Nadzieja nie ma czasu. Już się wydaje, że zniknęła, lecz my tylko na chwilę straciliśmy ją z oczu. Wkrótce pojawia się znowu, a czas, gdy jej nie widzieliśmy, pozwolił nam zrozumieć, że jest trwalsza, niż my.
p.s.
Znalazłem tekst M.P. i mógłbym dać mu tytuł HORYZONT NADZIEI:
...to, co dostrzegamy na horyzoncie, nabiera tajemniczego ogromu i, jak nam się wydaje, zamyka się nad światem, którego nie zobaczymy już nigdy; a jednak posuwamy się naprzód i niebawem to już my jesteśmy na horyzoncie w oczach pokoleń będących za nami; a tymczasem horyzont się cofa i świat, co wydawał się skończony, rozciąga się dalej...
MARCEL PROUST
Czas odnaleziony PIW 1979 str 901
ps.2
Pesymizm gnębi wielu z nas, to prawda, lecz trzeba z nim walczyć. Nie walczyć, to psychicznie skapitulować, to przyznać, że poniosło się porażkę i po drodze zaprzepaściło ewentualną szansę na inne życie. Podkreślam: e w e n t u a l n ą , ponieważ życie, to ślepa loteria bez krupiera.

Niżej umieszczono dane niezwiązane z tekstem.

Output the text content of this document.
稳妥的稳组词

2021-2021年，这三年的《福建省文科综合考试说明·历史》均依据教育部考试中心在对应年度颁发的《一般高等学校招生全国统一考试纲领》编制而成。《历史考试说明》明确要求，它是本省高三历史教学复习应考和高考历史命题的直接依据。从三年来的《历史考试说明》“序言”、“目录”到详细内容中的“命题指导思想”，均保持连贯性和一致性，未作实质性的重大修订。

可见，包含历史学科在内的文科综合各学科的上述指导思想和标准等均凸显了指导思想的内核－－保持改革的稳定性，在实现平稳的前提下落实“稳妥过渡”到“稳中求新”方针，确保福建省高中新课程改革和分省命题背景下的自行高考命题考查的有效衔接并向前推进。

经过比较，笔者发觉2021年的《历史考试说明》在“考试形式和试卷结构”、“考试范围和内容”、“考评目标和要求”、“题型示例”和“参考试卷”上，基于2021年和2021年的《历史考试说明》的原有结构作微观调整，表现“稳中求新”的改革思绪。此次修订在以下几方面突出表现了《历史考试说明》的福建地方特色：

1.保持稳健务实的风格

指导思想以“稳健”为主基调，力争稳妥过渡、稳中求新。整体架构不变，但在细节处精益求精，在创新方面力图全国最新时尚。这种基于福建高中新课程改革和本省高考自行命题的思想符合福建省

W tym miejscu znowu posłużę się Proustem. Przez długi czas prowadził niefrasobliwe i utracjuszowskie życie salonowego balangowicza. Nawet jego ojciec prorokował mu dziadowską egzystencję pod mostem.

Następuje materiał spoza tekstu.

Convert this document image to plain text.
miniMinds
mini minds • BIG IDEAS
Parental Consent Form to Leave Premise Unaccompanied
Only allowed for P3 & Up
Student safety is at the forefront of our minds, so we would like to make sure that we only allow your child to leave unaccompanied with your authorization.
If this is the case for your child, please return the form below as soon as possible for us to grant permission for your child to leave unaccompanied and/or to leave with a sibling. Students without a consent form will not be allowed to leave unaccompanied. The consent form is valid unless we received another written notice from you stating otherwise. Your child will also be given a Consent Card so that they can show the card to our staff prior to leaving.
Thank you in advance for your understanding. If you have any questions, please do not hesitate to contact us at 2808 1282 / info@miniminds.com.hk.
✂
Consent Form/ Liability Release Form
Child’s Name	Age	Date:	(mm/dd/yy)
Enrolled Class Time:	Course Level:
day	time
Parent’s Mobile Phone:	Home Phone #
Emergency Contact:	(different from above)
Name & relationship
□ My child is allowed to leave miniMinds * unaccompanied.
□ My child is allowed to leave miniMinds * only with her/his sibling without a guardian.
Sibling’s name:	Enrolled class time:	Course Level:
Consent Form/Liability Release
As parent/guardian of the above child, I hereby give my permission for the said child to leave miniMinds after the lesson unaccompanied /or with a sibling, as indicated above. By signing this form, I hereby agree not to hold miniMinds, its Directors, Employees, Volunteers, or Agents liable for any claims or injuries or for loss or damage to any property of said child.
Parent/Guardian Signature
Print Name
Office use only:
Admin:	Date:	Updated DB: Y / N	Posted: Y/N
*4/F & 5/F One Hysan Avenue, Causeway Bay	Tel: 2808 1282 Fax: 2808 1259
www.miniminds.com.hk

Wydawało się, że to przegrany literat marnujący czas, lecz po latach, jaka w nim zaszła zmiana! To, co uważał za bezpowrotnie utracone zdolności, nagle zaczęły w nim ożywać i wrócił mu zmysł obserwacji, a także, pod wpływem poważnej, introspekcyjnej pracy, powrócił pisarski talent. I zrozumiał, że niczego nie stracił, bo podczas tych na pozór pobieżnych lat spędzanych na zabawie w dorosłego człowieka, jego wyobraźnia ODZYSKAŁA PAMIĘĆ.